Yang Zheng Rong
Department of Computer Science, Exeter University, United Kingdom.
Bioinformatics. 2005 Jun 1;21(11):2644-50. doi: 10.1093/bioinformatics/bti404. Epub 2005 Mar 29.
Although the outbreak of the severe acute respiratory syndrome (SARS) is currently over, it is expected that it will return to attack human beings. A critical challenge to scientists from various disciplines worldwide is to study the specificity of cleavage activity of SARS-related coronavirus (SARS-CoV) and use the knowledge obtained from the study for effective inhibitor design to fight the disease. The most commonly used inductive programming methods for knowledge discovery from data assume that the elements of input patterns are orthogonal to each other. Suppose a sub-sequence is denoted as P2-P1-P1'-P2', the conventional inductive programming method may result in a rule like 'if P1 = Q, then the sub-sequence is cleaved, otherwise non-cleaved'. If the site P1 is not orthogonal to the others (for instance, P2, P1' and P2'), the prediction power of these kind of rules may be limited. Therefore this study is aimed at developing a novel method for constructing non-orthogonal decision trees for mining protease data.

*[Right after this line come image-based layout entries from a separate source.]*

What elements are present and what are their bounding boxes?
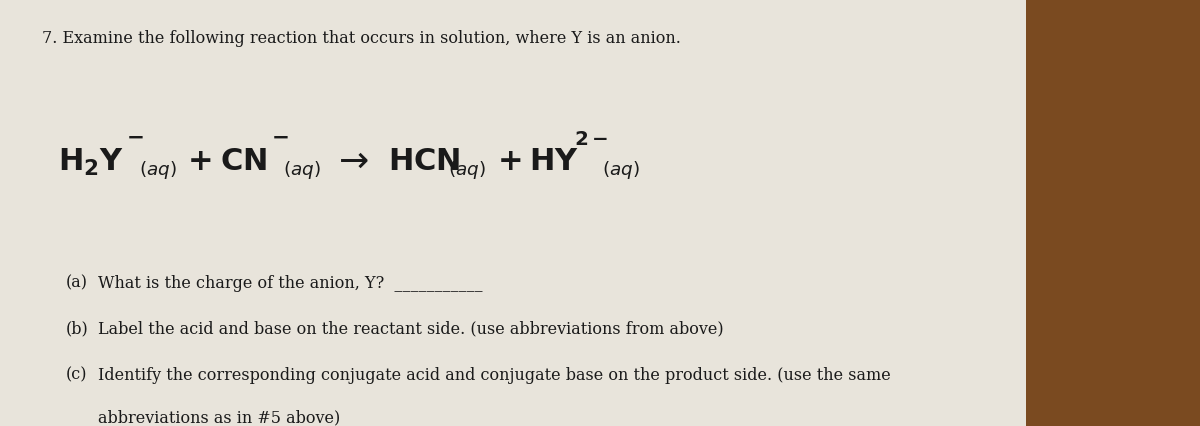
Text: $\mathit{(aq)}$: $\mathit{(aq)}$ — [602, 158, 640, 181]
Text: abbreviations as in #5 above): abbreviations as in #5 above) — [98, 409, 341, 426]
Text: $\mathbf{+}$: $\mathbf{+}$ — [497, 147, 521, 177]
Text: $\mathit{(aq)}$: $\mathit{(aq)}$ — [283, 158, 320, 181]
Text: $\mathit{(aq)}$: $\mathit{(aq)}$ — [139, 158, 176, 181]
Text: $\mathbf{+}$: $\mathbf{+}$ — [187, 147, 211, 177]
Text: $\mathbf{H_2Y}$: $\mathbf{H_2Y}$ — [58, 147, 124, 178]
Text: $\rightarrow$: $\rightarrow$ — [331, 144, 368, 177]
Text: $\mathit{(aq)}$: $\mathit{(aq)}$ — [448, 158, 485, 181]
Text: $\mathbf{CN}$: $\mathbf{CN}$ — [220, 147, 266, 177]
Text: $\mathbf{2-}$: $\mathbf{2-}$ — [574, 129, 608, 149]
Text: $\mathbf{-}$: $\mathbf{-}$ — [126, 127, 144, 147]
Text: What is the charge of the anion, Y?  ___________: What is the charge of the anion, Y? ____… — [98, 275, 482, 292]
Text: (a): (a) — [66, 275, 88, 292]
Text: (c): (c) — [66, 367, 88, 384]
Text: (b): (b) — [66, 321, 89, 338]
Text: $\mathbf{HY}$: $\mathbf{HY}$ — [529, 147, 580, 177]
Text: Identify the corresponding conjugate acid and conjugate base on the product side: Identify the corresponding conjugate aci… — [98, 367, 892, 384]
Text: Label the acid and base on the reactant side. (use abbreviations from above): Label the acid and base on the reactant … — [98, 321, 724, 338]
Text: $\mathbf{HCN}$: $\mathbf{HCN}$ — [388, 147, 460, 177]
Text: $\mathbf{-}$: $\mathbf{-}$ — [271, 127, 289, 147]
Text: 7. Examine the following reaction that occurs in solution, where Y is an anion.: 7. Examine the following reaction that o… — [42, 30, 680, 47]
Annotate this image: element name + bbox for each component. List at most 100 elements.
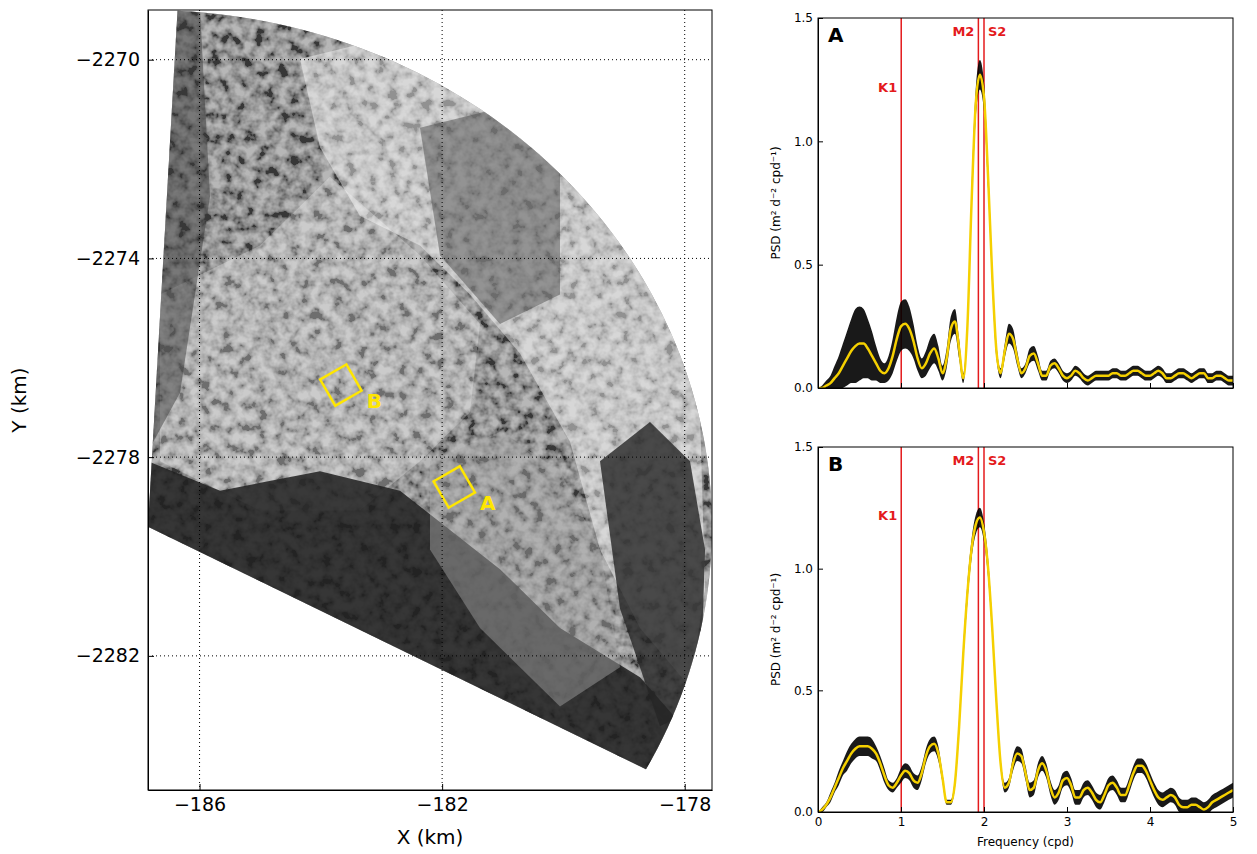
tick-mark	[984, 383, 985, 388]
grid-line	[199, 10, 200, 790]
tick-label: 0.0	[794, 805, 813, 819]
tick-mark	[148, 60, 154, 61]
frame	[818, 18, 1233, 388]
mean-line	[818, 75, 1233, 388]
image-region	[420, 108, 560, 324]
tick-mark	[148, 457, 154, 458]
tick-label: 1.0	[794, 562, 813, 576]
tick	[1233, 383, 1234, 388]
tick-mark	[818, 447, 823, 448]
tick-label: 0.5	[794, 258, 813, 272]
axis: −186 −182 −178	[149, 784, 713, 815]
constituent-line	[983, 447, 985, 812]
tick-mark	[818, 690, 823, 691]
tick-label: 1	[898, 815, 906, 829]
tick-label: −182	[417, 793, 469, 815]
box-label: B	[367, 389, 382, 413]
tick-label: 1.5	[794, 440, 813, 454]
tick: 4	[1147, 807, 1155, 829]
tick: 0.0	[794, 381, 823, 395]
panel-letter: A	[828, 23, 844, 47]
axis-line	[818, 19, 819, 389]
tick-mark	[818, 18, 823, 19]
axis-line	[149, 790, 713, 791]
tick-mark	[1150, 807, 1151, 812]
sample-box	[320, 364, 361, 405]
axis: 0 1 2 3 4 5	[815, 807, 1238, 829]
axis-title: X (km)	[397, 825, 464, 849]
tick-mark	[148, 656, 154, 657]
tick-label: 0.5	[794, 684, 813, 698]
sample-box	[434, 466, 475, 507]
tick-mark	[818, 812, 823, 813]
tick: 0.0	[794, 805, 823, 819]
tick-mark	[1233, 807, 1234, 812]
frame	[148, 10, 712, 790]
grid	[148, 10, 712, 790]
grid-line	[148, 59, 712, 60]
axis-line	[818, 448, 819, 813]
tick: −2278	[76, 446, 154, 468]
tick-mark	[1150, 383, 1151, 388]
axis-line	[819, 812, 1234, 813]
axis-title: PSD (m² d⁻² cpd⁻¹)	[769, 573, 783, 686]
tick: −186	[174, 784, 226, 815]
grid-line	[442, 10, 443, 790]
tick	[984, 383, 985, 388]
panel-letter: B	[828, 452, 843, 476]
tick: −2282	[76, 644, 154, 666]
axis-line	[819, 388, 1234, 389]
ensemble-band	[818, 60, 1233, 388]
tick-mark	[818, 265, 823, 266]
tick-label: 4	[1147, 815, 1155, 829]
tick: 1.5	[794, 11, 823, 25]
tick-mark	[200, 784, 201, 790]
tick-mark	[901, 807, 902, 812]
ensemble-band	[818, 508, 1233, 812]
tick-mark	[685, 784, 686, 790]
tick-label: 1.0	[794, 135, 813, 149]
tick-label: 5	[1230, 815, 1238, 829]
tick: 1	[898, 807, 906, 829]
tick-mark	[901, 383, 902, 388]
image-region	[600, 422, 705, 726]
tick	[901, 383, 902, 388]
tick-mark	[442, 784, 443, 790]
plot-area	[818, 447, 1233, 812]
constituent-label: S2	[988, 24, 1006, 39]
constituent-label: K1	[878, 508, 897, 523]
tick: 2	[981, 807, 989, 829]
tick: −2274	[76, 247, 154, 269]
tick	[1067, 383, 1068, 388]
constituent-line	[983, 18, 985, 388]
tick-mark	[1233, 383, 1234, 388]
tick-label: −178	[659, 793, 711, 815]
tick-label: 0	[815, 815, 823, 829]
tick-mark	[148, 258, 154, 259]
tick-label: 1.5	[794, 11, 813, 25]
tick-label: 3	[1064, 815, 1072, 829]
tick-mark	[818, 388, 823, 389]
tick: −2270	[76, 48, 154, 70]
tick-mark	[818, 141, 823, 142]
grid-line	[148, 457, 712, 458]
radar-image	[148, 10, 712, 790]
image-region	[160, 177, 480, 511]
tick-label: −2278	[76, 446, 140, 468]
axis-line	[148, 11, 149, 791]
tick-label: −186	[174, 793, 226, 815]
mean-line	[818, 518, 1233, 812]
tick: 1.0	[794, 562, 823, 576]
axis-title: Frequency (cpd)	[977, 835, 1074, 849]
tick: 0.5	[794, 258, 823, 272]
plot-area	[818, 18, 1233, 388]
image-region	[430, 432, 620, 707]
axis: 0.0 0.5 1.0 1.5	[794, 440, 823, 819]
figure: A B −186 −182 −178 −2270 −2274 −2278 −2282 X (km)…	[0, 0, 1257, 854]
axis: 0.0 0.5 1.0 1.5	[794, 11, 823, 395]
tick: −182	[417, 784, 469, 815]
tick: 3	[1064, 807, 1072, 829]
tick: 0.5	[794, 684, 823, 698]
constituent-line	[900, 447, 902, 812]
constituent-label: M2	[952, 24, 974, 39]
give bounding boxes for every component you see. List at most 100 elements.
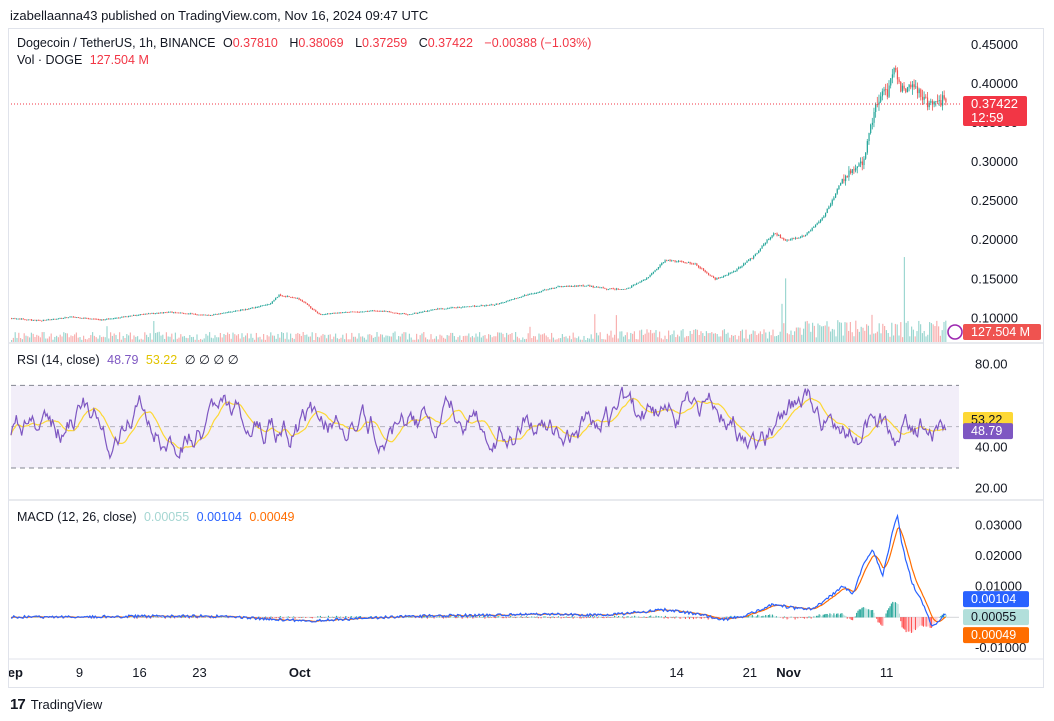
- candle-body: [861, 161, 863, 166]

Eighteen sequences of coronavirus polyprotein were downloaded from NCBI (http://www.ncbi.nlm.nih.gov). Among these sequences, 252 cleavage sites were experimentally determined. These sequences were scanned using a sliding window with size k to generate about 50,000 k-mer sub-sequences (for short, k-mers). The value of k varies from 4 to 12 with a gap of two. The bio-basis function proposed by Thomson et al. is used to transform the k-mers to a high-dimensional numerical space on which an inductive programming method is applied for the purpose of deriving a decision tree for decision-making. The process of this transform is referred to as a bio-mapping. The constructed decision trees select about 10 out of 50,000 k-mers. This small set of selected k-mers is regarded as a set of decisive templates. By doing so, non-orthogonal decision trees are constructed using the selected templates and the prediction accuracy is significantly improved.
尽管严重急性呼吸综合征(SARS)的爆发目前已经结束,但预计它会卷土重来侵袭人类。对于全球各个学科的科学家来说,一项关键挑战是研究严重急性呼吸综合征相关冠状病毒(SARS-CoV)切割活性的特异性,并利用该研究获得的知识来设计有效的抑制剂以对抗该疾病。从数据中进行知识发现时最常用的归纳编程方法假定输入模式的元素彼此正交。假设一个子序列表示为P2 - P1 - P1' - P2',传统的归纳编程方法可能会得出一条规则,如“如果P1 = Q,那么该子序列被切割,否则未被切割”。如果位点P1与其他位点(例如P2、P1'和P2')不正交,这类规则的预测能力可能会受到限制。因此,本研究旨在开发一种用于构建非正交决策树以挖掘蛋白酶数据的新方法。